The following is a synthesis of excerpts from a short article by Lee Shulman that conforms to the 200 word limit allowed by the publisher for free use. Please check out the article here. Lee Shulman is an educational psychologist, professor emeritus at Stanford Graduate School of Education, and past president of the Carnegie Foundation for the Advancement of Teaching.
Putting an End to Pedagogical Solitude
As a young PhD graduate, I had a vision of becoming a member of the community-interacting with others, in the classroom and elsewhere, as a teacher.
What I didn't understand then was that we experience isolation in the classroom. We close the classroom door and experience pedagogical solitude, whereas in our life as scholars, we are members of active communities: communities of conversation and evaluation, communities in which we gather with others to exchange our findings, our methods, and our excuses.

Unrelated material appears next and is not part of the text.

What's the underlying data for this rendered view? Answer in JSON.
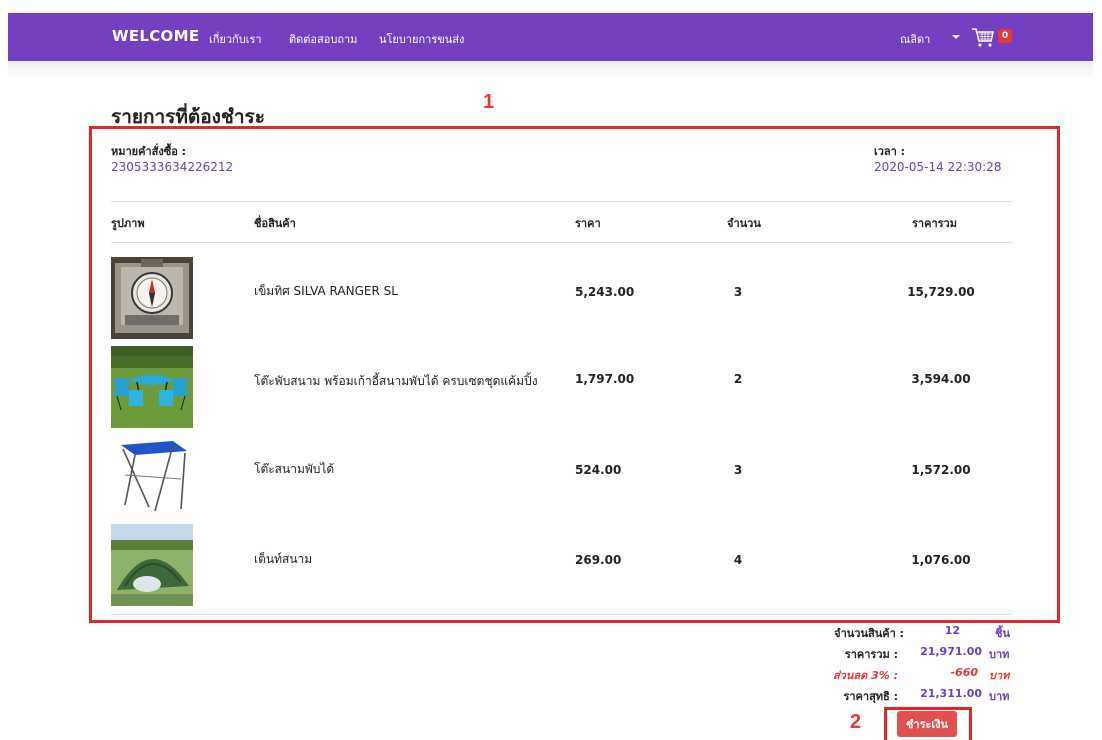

I now believe that the reason teaching is not more valued in the academy is because the way we treat teaching removes it from the community of scholars. If we wish to see greater recognition and reward attached to teaching, we must change the status of teaching from private to community property. I suggest three strategies that can guide us in this transformation.
(1) We need to reconnect teaching to the disciplines.
(2) If teaching is going to be community property it must be made visible through artifacts that capture its richness and complexity.
(3) If something is community property in the academy, and is thus deemed valuable, this means we deem it something whose value we have an obligation to judge.
Reference: Shulman, L. (1993). Putting an End to Pedagogical Solitude, Change, 25:6:6-7.